I have 2 Terminals open, in one is a Python Terminal Chat client running(pt3). I want to sent text from the other terminal(pt2) to the chat. It does write the text to pt3 but pt3 dosent 'see' the text.

If i send over "hallo world" it prints on the terminal but dosent show up in chat.

github of the python termina terminal chat

[–] [email protected] 15 points 8 months ago

My first thought was, can you flush the buffer?

[–] [email protected] 11 points 8 months ago (1 children)

A PTS is a single character device. Writing to it causes output to appear on the terminal buffer, reading from it reads from the input buffer. So, writing to it like you do from a separate shell effectively does the same as calling print() from python which has it as inherited stdio. There is a way to write to a PTS input buffer but it's not straightforward and works in a completely different way. Use something like tmux instead, or better, sockets.

[–] [email protected] 4 points 8 months ago

thank you!

tmux did thr tick for me

[–] [email protected] 8 points 8 months ago

Just guessing here but could it be because you haven't set up correctly pt2 as stdin for pt3, try to invoke the command as

script.py 
[–] [email protected] 4 points 8 months ago

This is because the "tty" (by which I mean the device named by the output of ´tty´) is only displaying what is sent to it. Be it from the keyboard or pty2.

The fact that the keyboard also fills an input buffer from python has to do with how python and the keyboard are attached to the same input file device which is a separate thing from them having same output file device.

If anything that could output to tty2 could inject inputs to something using tty2 as an input buffer, that would be a security nightmare.

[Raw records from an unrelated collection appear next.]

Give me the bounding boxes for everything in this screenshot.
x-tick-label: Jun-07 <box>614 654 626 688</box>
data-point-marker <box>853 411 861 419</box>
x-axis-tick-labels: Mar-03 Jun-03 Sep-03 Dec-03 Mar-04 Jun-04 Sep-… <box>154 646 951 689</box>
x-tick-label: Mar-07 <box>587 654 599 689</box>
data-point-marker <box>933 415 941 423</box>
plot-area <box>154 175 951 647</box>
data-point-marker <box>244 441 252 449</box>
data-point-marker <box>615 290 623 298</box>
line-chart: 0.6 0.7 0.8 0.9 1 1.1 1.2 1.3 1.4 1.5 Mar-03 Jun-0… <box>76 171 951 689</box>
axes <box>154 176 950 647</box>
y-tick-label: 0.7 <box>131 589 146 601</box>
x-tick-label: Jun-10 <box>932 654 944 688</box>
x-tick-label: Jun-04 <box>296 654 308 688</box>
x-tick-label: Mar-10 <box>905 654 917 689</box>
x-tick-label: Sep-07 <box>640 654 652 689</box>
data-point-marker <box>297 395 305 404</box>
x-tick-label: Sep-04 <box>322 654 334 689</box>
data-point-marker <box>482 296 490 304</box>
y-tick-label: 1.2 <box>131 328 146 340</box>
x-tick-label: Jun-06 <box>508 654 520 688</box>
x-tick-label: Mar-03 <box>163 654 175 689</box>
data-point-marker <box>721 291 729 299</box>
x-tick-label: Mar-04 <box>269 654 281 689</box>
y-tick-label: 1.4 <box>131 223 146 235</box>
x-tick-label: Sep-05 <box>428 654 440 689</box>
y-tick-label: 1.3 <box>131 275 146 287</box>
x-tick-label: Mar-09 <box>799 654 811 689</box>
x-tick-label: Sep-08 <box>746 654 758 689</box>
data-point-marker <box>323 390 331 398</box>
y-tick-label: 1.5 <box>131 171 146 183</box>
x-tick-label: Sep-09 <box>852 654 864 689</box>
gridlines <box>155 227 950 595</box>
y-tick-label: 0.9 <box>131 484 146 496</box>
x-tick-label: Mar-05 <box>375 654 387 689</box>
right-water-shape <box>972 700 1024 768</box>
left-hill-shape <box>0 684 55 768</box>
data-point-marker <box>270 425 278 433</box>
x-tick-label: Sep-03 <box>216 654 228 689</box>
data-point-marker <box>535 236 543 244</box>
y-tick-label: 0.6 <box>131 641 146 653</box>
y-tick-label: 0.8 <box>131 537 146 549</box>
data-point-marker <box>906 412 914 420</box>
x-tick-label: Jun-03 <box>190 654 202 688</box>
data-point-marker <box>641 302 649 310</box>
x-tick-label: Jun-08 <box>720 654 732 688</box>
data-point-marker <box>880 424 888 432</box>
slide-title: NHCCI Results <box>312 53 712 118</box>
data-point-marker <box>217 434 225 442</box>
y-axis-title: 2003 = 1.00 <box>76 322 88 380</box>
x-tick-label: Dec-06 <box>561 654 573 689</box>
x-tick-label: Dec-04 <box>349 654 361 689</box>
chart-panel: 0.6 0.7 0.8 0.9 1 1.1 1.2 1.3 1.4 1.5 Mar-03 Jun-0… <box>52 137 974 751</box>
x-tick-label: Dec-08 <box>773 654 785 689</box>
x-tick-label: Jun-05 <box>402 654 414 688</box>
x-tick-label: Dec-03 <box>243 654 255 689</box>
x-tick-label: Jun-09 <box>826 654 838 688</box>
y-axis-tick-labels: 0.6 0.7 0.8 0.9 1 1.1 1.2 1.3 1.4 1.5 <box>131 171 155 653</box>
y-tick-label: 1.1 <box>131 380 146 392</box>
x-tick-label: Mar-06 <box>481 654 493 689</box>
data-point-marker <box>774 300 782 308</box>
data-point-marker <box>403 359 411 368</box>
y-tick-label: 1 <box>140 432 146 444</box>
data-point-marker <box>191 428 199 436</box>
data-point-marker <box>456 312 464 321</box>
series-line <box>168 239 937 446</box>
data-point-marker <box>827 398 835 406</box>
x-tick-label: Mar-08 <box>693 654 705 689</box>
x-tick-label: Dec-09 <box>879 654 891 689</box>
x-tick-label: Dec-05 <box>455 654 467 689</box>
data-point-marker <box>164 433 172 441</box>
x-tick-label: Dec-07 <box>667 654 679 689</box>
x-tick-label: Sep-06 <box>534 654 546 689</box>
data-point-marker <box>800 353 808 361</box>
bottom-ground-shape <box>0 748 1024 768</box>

Now, I'll sit back and let Cunningham's law kick in.

[–] [email protected] 3 points 8 months ago* (last edited 8 months ago)

With the correct permission you should be able to write straight into pythons stdin from /proc like

Cat whatever > /proc/$pythonpid/fd/0

[–] [email protected] 3 points 8 months ago

Named pipes are your friends. Or sockets.

[–] aspirate2959 2 points 8 months ago

https://unix.stackexchange.com/questions/281319/tool-to-watch-other-ttys-for-linux

I've not played with it, but I used bsd "watch" and this is advertised as similar.